It is important that contracts between employers and employees are honored in order to avoid disputes in court. However, things can become a little more complicated when a company with preexisting contracts with its employees is acquired by another company. This is what happened with Capital Bank, which is headquartered in Florida, when the bank was acquired by another financial institution. Several breach of contract lawsuits have been filed following the acquisition.
Many of Capital Bank's employees and its executives had change-in-control clauses that entitled them to severance packages if the acquisition of the bank causes them to lose their jobs. One executive who sued the bank argued that he was forced to surrender his change-in-control clause through coercion. After the man was later terminated, he filed a lawsuit against the bank for the $1.1 million promised in the clause.
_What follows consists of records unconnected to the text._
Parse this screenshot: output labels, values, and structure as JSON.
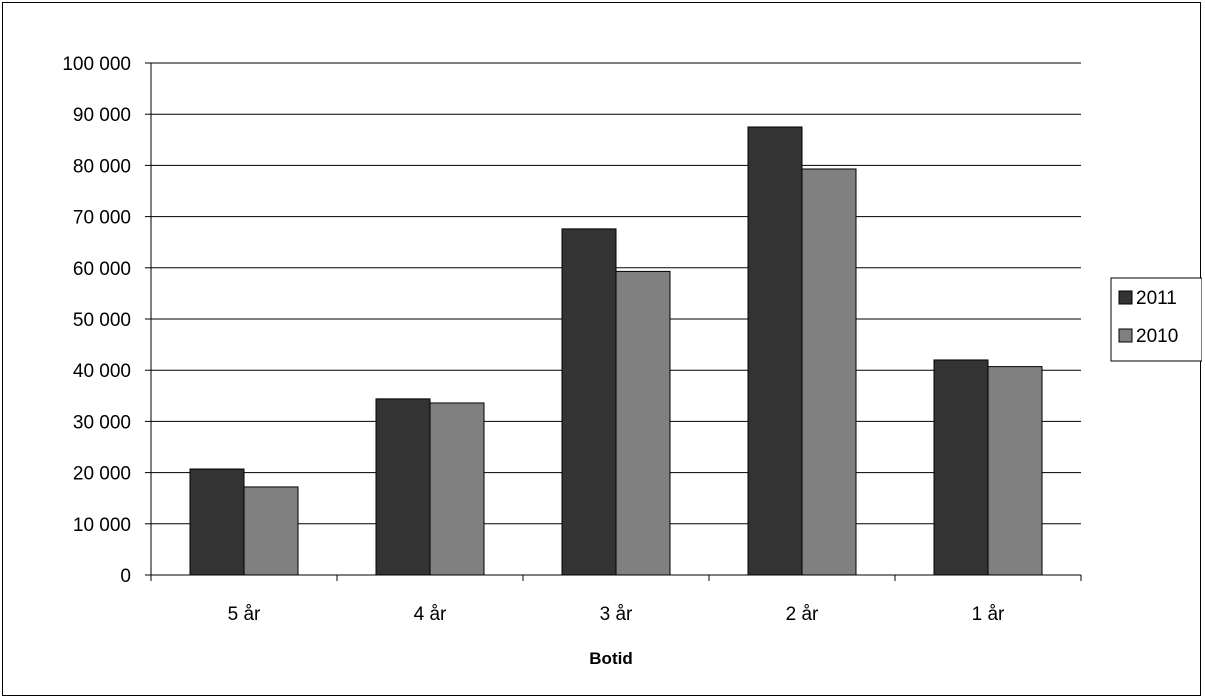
{
  "chart_data": {
    "type": "bar",
    "title": "",
    "xlabel": "Botid",
    "ylabel": "",
    "categories": [
      "5 år",
      "4 år",
      "3 år",
      "2 år",
      "1 år"
    ],
    "series": [
      {
        "name": "2011",
        "color": "#333333",
        "values": [
          20700,
          34400,
          67600,
          87500,
          42000
        ]
      },
      {
        "name": "2010",
        "color": "#808080",
        "values": [
          17200,
          33600,
          59300,
          79300,
          40700
        ]
      }
    ],
    "ylim": [
      0,
      100000
    ],
    "yticks": [
      0,
      10000,
      20000,
      30000,
      40000,
      50000,
      60000,
      70000,
      80000,
      90000,
      100000
    ],
    "ytick_labels": [
      "0",
      "10 000",
      "20 000",
      "30 000",
      "40 000",
      "50 000",
      "60 000",
      "70 000",
      "80 000",
      "90 000",
      "100 000"
    ],
    "grid": "horizontal",
    "legend_position": "right"
  }
}
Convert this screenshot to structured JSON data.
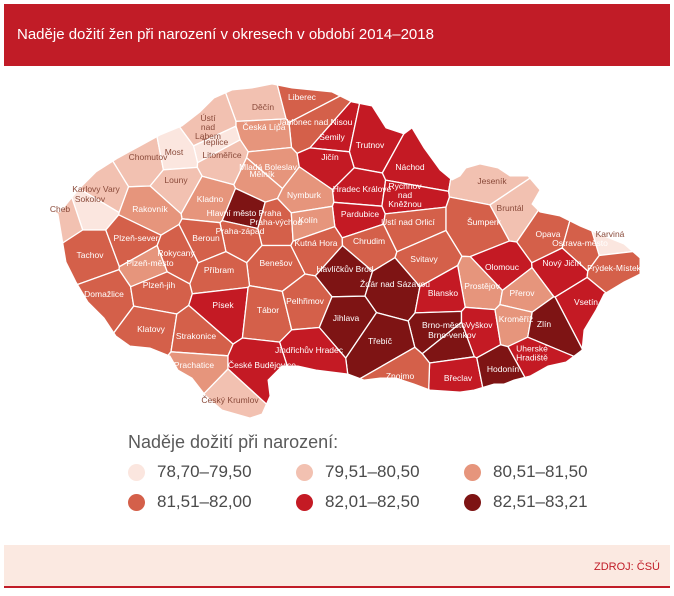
{
  "header": {
    "title": "Naděje dožití žen při narození v okresech v období 2014–2018"
  },
  "legend": {
    "title": "Naděje dožití při narození:",
    "items": [
      {
        "label": "78,70–79,50",
        "color": "#fbe6df"
      },
      {
        "label": "79,51–80,50",
        "color": "#f2c1b1"
      },
      {
        "label": "80,51–81,50",
        "color": "#e6957c"
      },
      {
        "label": "81,51–82,00",
        "color": "#d4604a"
      },
      {
        "label": "82,01–82,50",
        "color": "#c41a24"
      },
      {
        "label": "82,51–83,21",
        "color": "#7e1414"
      }
    ]
  },
  "districts": [
    {
      "name": "Děčín",
      "class": 1
    },
    {
      "name": "Liberec",
      "class": 3
    },
    {
      "name": "Jablonec nad Nisou",
      "class": 3
    },
    {
      "name": "Semily",
      "class": 4
    },
    {
      "name": "Trutnov",
      "class": 4
    },
    {
      "name": "Ústí nad Labem",
      "class": 1
    },
    {
      "name": "Teplice",
      "class": 0
    },
    {
      "name": "Česká Lípa",
      "class": 2
    },
    {
      "name": "Chomutov",
      "class": 1
    },
    {
      "name": "Most",
      "class": 0
    },
    {
      "name": "Litoměřice",
      "class": 1
    },
    {
      "name": "Mladá Boleslav",
      "class": 2
    },
    {
      "name": "Jičín",
      "class": 4
    },
    {
      "name": "Náchod",
      "class": 4
    },
    {
      "name": "Mělník",
      "class": 2
    },
    {
      "name": "Louny",
      "class": 1
    },
    {
      "name": "Hradec Králové",
      "class": 4
    },
    {
      "name": "Rychnov nad Kněžnou",
      "class": 4
    },
    {
      "name": "Jeseník",
      "class": 1
    },
    {
      "name": "Karlovy Vary",
      "class": 1
    },
    {
      "name": "Sokolov",
      "class": 0
    },
    {
      "name": "Cheb",
      "class": 1
    },
    {
      "name": "Nymburk",
      "class": 2
    },
    {
      "name": "Kladno",
      "class": 2
    },
    {
      "name": "Rakovník",
      "class": 2
    },
    {
      "name": "Bruntál",
      "class": 1
    },
    {
      "name": "Hlavní město Praha",
      "class": 5
    },
    {
      "name": "Praha-východ",
      "class": 3
    },
    {
      "name": "Pardubice",
      "class": 4
    },
    {
      "name": "Kolín",
      "class": 2
    },
    {
      "name": "Praha-západ",
      "class": 3
    },
    {
      "name": "Karviná",
      "class": 0
    },
    {
      "name": "Ústí nad Orlicí",
      "class": 3
    },
    {
      "name": "Šumperk",
      "class": 3
    },
    {
      "name": "Opava",
      "class": 3
    },
    {
      "name": "Ostrava-město",
      "class": 3
    },
    {
      "name": "Tachov",
      "class": 3
    },
    {
      "name": "Plzeň-sever",
      "class": 3
    },
    {
      "name": "Beroun",
      "class": 3
    },
    {
      "name": "Kutná Hora",
      "class": 3
    },
    {
      "name": "Chrudim",
      "class": 3
    },
    {
      "name": "Rokycany",
      "class": 3
    },
    {
      "name": "Plzeň-město",
      "class": 2
    },
    {
      "name": "Benešov",
      "class": 3
    },
    {
      "name": "Havlíčkův Brod",
      "class": 5
    },
    {
      "name": "Svitavy",
      "class": 3
    },
    {
      "name": "Olomouc",
      "class": 4
    },
    {
      "name": "Nový Jičín",
      "class": 4
    },
    {
      "name": "Frýdek-Místek",
      "class": 3
    },
    {
      "name": "Příbram",
      "class": 3
    },
    {
      "name": "Žďár nad Sázavou",
      "class": 5
    },
    {
      "name": "Domažlice",
      "class": 3
    },
    {
      "name": "Plzeň-jih",
      "class": 3
    },
    {
      "name": "Prostějov",
      "class": 2
    },
    {
      "name": "Blansko",
      "class": 4
    },
    {
      "name": "Přerov",
      "class": 2
    },
    {
      "name": "Vsetín",
      "class": 4
    },
    {
      "name": "Písek",
      "class": 4
    },
    {
      "name": "Tábor",
      "class": 3
    },
    {
      "name": "Pelhřimov",
      "class": 3
    },
    {
      "name": "Jihlava",
      "class": 5
    },
    {
      "name": "Brno-město",
      "class": 5
    },
    {
      "name": "Vyškov",
      "class": 4
    },
    {
      "name": "Kroměříž",
      "class": 2
    },
    {
      "name": "Zlín",
      "class": 5
    },
    {
      "name": "Klatovy",
      "class": 3
    },
    {
      "name": "Strakonice",
      "class": 3
    },
    {
      "name": "Brno-venkov",
      "class": 5
    },
    {
      "name": "Třebíč",
      "class": 5
    },
    {
      "name": "Jindřichův Hradec",
      "class": 4
    },
    {
      "name": "Uherské Hradiště",
      "class": 4
    },
    {
      "name": "Prachatice",
      "class": 2
    },
    {
      "name": "České Budějovice",
      "class": 4
    },
    {
      "name": "Břeclav",
      "class": 4
    },
    {
      "name": "Hodonín",
      "class": 5
    },
    {
      "name": "Znojmo",
      "class": 3
    },
    {
      "name": "Český Krumlov",
      "class": 1
    }
  ],
  "footer": {
    "source": "ZDROJ: ČSÚ"
  }
}
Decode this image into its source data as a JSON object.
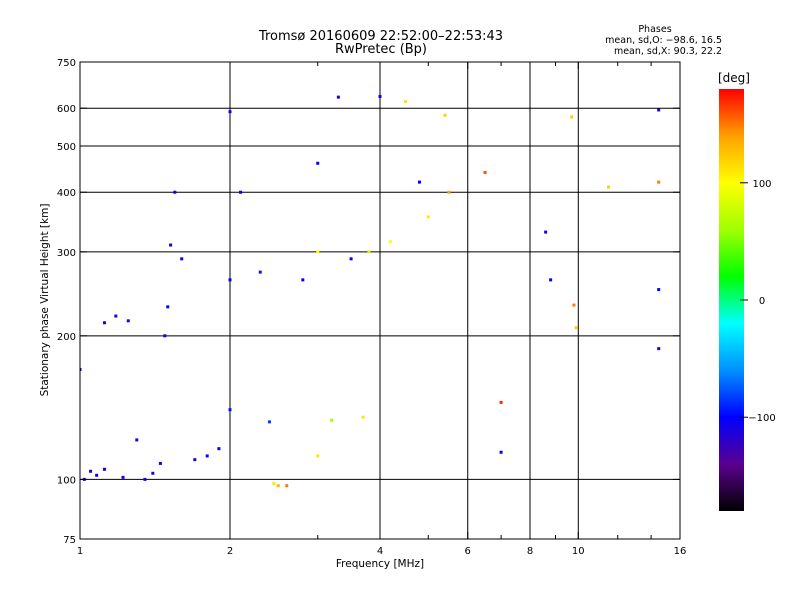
{
  "chart_data": {
    "type": "scatter",
    "title": "Tromsø 20160609 22:52:00–22:53:43",
    "subtitle": "RwPretec (Bp)",
    "xlabel": "Frequency [MHz]",
    "ylabel": "Stationary phase Virtual Height [km]",
    "x_scale": "log2",
    "y_scale": "log",
    "xlim": [
      1,
      16
    ],
    "ylim": [
      75,
      750
    ],
    "x_ticks": [
      1,
      2,
      4,
      6,
      8,
      10,
      16
    ],
    "x_tick_labels": [
      "1",
      "2",
      "4",
      "6",
      "8",
      "10",
      "16"
    ],
    "x_minor_ticks": [
      3,
      5,
      7,
      9,
      12,
      14
    ],
    "x_grid": [
      2,
      4,
      6,
      8,
      10
    ],
    "y_ticks": [
      75,
      100,
      200,
      300,
      400,
      500,
      600,
      750
    ],
    "y_tick_labels": [
      "75",
      "100",
      "200",
      "300",
      "400",
      "500",
      "600",
      "750"
    ],
    "y_grid": [
      100,
      200,
      300,
      400,
      500,
      600
    ],
    "grid": true,
    "stats": {
      "header": "Phases",
      "line1": "mean, sd,O: −98.6, 16.5",
      "line2": "mean, sd,X:  90.3, 22.2"
    },
    "colorbar": {
      "label": "[deg]",
      "range": [
        -180,
        180
      ],
      "ticks": [
        100,
        0,
        -100
      ],
      "tick_labels": [
        "100",
        "0",
        "−100"
      ],
      "colors": [
        "#000000",
        "#5a0090",
        "#0000ff",
        "#0090ff",
        "#00ffff",
        "#00ff00",
        "#a0ff00",
        "#ffff00",
        "#ffa000",
        "#ff0000"
      ]
    },
    "series": [
      {
        "values": [
          {
            "x": 1.0,
            "y": 170,
            "phase": -110
          },
          {
            "x": 1.02,
            "y": 100,
            "phase": -110
          },
          {
            "x": 1.05,
            "y": 104,
            "phase": -110
          },
          {
            "x": 1.08,
            "y": 102,
            "phase": -110
          },
          {
            "x": 1.12,
            "y": 105,
            "phase": -110
          },
          {
            "x": 1.12,
            "y": 213,
            "phase": -110
          },
          {
            "x": 1.18,
            "y": 220,
            "phase": -115
          },
          {
            "x": 1.22,
            "y": 101,
            "phase": -110
          },
          {
            "x": 1.25,
            "y": 215,
            "phase": -110
          },
          {
            "x": 1.3,
            "y": 121,
            "phase": -110
          },
          {
            "x": 1.35,
            "y": 100,
            "phase": -110
          },
          {
            "x": 1.4,
            "y": 103,
            "phase": -110
          },
          {
            "x": 1.45,
            "y": 108,
            "phase": -110
          },
          {
            "x": 1.48,
            "y": 200,
            "phase": -110
          },
          {
            "x": 1.5,
            "y": 230,
            "phase": -105
          },
          {
            "x": 1.52,
            "y": 310,
            "phase": -105
          },
          {
            "x": 1.55,
            "y": 400,
            "phase": -105
          },
          {
            "x": 1.6,
            "y": 290,
            "phase": -105
          },
          {
            "x": 1.7,
            "y": 110,
            "phase": -110
          },
          {
            "x": 1.8,
            "y": 112,
            "phase": -105
          },
          {
            "x": 1.9,
            "y": 116,
            "phase": -100
          },
          {
            "x": 2.0,
            "y": 590,
            "phase": -105
          },
          {
            "x": 2.0,
            "y": 262,
            "phase": -100
          },
          {
            "x": 2.0,
            "y": 140,
            "phase": -95
          },
          {
            "x": 2.1,
            "y": 400,
            "phase": -100
          },
          {
            "x": 2.3,
            "y": 272,
            "phase": -95
          },
          {
            "x": 2.4,
            "y": 132,
            "phase": -85
          },
          {
            "x": 2.45,
            "y": 98,
            "phase": 110
          },
          {
            "x": 2.5,
            "y": 97,
            "phase": 130
          },
          {
            "x": 2.6,
            "y": 97,
            "phase": 150
          },
          {
            "x": 2.8,
            "y": 262,
            "phase": -100
          },
          {
            "x": 3.0,
            "y": 460,
            "phase": -100
          },
          {
            "x": 3.0,
            "y": 300,
            "phase": 100
          },
          {
            "x": 3.0,
            "y": 112,
            "phase": 110
          },
          {
            "x": 3.2,
            "y": 133,
            "phase": 60
          },
          {
            "x": 3.3,
            "y": 633,
            "phase": -110
          },
          {
            "x": 3.5,
            "y": 290,
            "phase": -100
          },
          {
            "x": 3.7,
            "y": 135,
            "phase": 110
          },
          {
            "x": 3.8,
            "y": 300,
            "phase": 110
          },
          {
            "x": 4.0,
            "y": 635,
            "phase": -110
          },
          {
            "x": 4.2,
            "y": 315,
            "phase": 100
          },
          {
            "x": 4.5,
            "y": 620,
            "phase": 110
          },
          {
            "x": 4.8,
            "y": 420,
            "phase": -100
          },
          {
            "x": 5.0,
            "y": 355,
            "phase": 110
          },
          {
            "x": 5.4,
            "y": 580,
            "phase": 120
          },
          {
            "x": 5.5,
            "y": 400,
            "phase": 140
          },
          {
            "x": 6.5,
            "y": 440,
            "phase": 160
          },
          {
            "x": 7.0,
            "y": 145,
            "phase": 170
          },
          {
            "x": 7.0,
            "y": 114,
            "phase": -100
          },
          {
            "x": 8.6,
            "y": 330,
            "phase": -110
          },
          {
            "x": 8.8,
            "y": 262,
            "phase": -100
          },
          {
            "x": 9.7,
            "y": 575,
            "phase": 120
          },
          {
            "x": 9.8,
            "y": 232,
            "phase": 150
          },
          {
            "x": 9.9,
            "y": 208,
            "phase": 120
          },
          {
            "x": 11.5,
            "y": 410,
            "phase": 120
          },
          {
            "x": 14.5,
            "y": 595,
            "phase": -110
          },
          {
            "x": 14.5,
            "y": 420,
            "phase": 150
          },
          {
            "x": 14.5,
            "y": 250,
            "phase": -100
          },
          {
            "x": 14.5,
            "y": 188,
            "phase": -110
          }
        ]
      }
    ]
  }
}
However, the court ultimately ruled in the bank's favor.
More recently, two other executives who had refused to surrender their change-in-control clauses are now suing the bank following their dismissals. Their lawsuit alleges that the bank terminated the two executives because they had refused to amend their contracts. The two executives are now asking the court to force the bank to pay their change-in-control severance packages.
Like any other breach of contract lawsuit in Florida or in any other state, the two executives will now have a chance to argue their positions in front of a judge. However, the bank will also have a chance to make its case as well. The judge will ultimately decide which party has the best legal argument based upon the facts and evidence presented in court.